During his installation Mass, O'Malley's pointed reference to "so many good priests, struggling to make sense of it all" drew sustained applause from hundreds of priests who attended the ceremony.

He also won respect when he spent his first two weekends on the job celebrating a Mass in Spanish in the heavily immigrant city of Lawrence, and a Mass at St. Michael's in Lowell, where at least 54 people have claimed they were molested by Birmingham.

"I think he's hit a home run and a hole-in-one pretty much at the same time," said the Rev. Bernard P. McLaughlin, a pastor from Canton who was highly critical of Cardinal Law.

But McLaughlin and others say they are cautious in their optimism because O'Malley's only been on the job a little over two weeks and has monumental tasks ahead.

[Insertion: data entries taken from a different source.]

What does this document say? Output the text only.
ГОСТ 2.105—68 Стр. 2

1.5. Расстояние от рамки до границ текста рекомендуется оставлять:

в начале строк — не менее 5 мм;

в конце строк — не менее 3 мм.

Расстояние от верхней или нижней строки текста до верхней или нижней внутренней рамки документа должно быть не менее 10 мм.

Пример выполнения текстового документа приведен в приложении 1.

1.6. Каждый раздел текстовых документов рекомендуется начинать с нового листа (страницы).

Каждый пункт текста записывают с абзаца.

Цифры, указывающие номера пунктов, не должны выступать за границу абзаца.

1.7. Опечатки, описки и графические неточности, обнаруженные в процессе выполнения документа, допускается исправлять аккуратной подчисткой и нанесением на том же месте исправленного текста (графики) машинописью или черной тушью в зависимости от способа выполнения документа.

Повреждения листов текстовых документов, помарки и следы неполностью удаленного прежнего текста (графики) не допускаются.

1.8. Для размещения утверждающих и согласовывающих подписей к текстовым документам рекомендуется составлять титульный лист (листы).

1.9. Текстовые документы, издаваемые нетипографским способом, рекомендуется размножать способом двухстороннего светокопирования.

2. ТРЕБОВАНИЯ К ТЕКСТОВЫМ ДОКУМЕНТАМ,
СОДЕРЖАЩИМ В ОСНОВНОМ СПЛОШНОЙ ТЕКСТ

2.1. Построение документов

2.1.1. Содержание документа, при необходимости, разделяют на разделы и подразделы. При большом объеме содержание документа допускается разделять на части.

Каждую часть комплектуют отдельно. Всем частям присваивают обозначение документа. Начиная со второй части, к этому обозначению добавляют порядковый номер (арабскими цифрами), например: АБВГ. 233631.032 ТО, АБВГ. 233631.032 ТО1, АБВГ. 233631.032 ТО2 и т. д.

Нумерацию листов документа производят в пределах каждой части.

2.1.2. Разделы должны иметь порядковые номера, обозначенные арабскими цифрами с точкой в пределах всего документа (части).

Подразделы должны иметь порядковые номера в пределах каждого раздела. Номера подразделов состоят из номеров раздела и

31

"He certainly seems to be making the right decisions. But so far is just so far," McLaughlin said. "It's a tough job. He's got the priests on the one hand and the laity on the other, and I'm sure the Vatican is watching very carefully."

Russell Shaw, a former spokesman for the U.S. Conference of Catholic Bishops, said O'Malley has already made substantial gestures that are more than symbolic. But he still has a lot of work ahead to keep the momentum going.

"Obviously, it's not all going to be sweetness and light," Shaw said.

"He's got to be a good dialogue partner with alienated and skeptical and unhappy priests and lay people of the archdiocese of Boston," he said. "He's got to listen to people, but he's got to do more than listen. He's got to respond to what people say in ways that are pastorally sensitive and are the right answer for a bishop - a leader of the church - to give."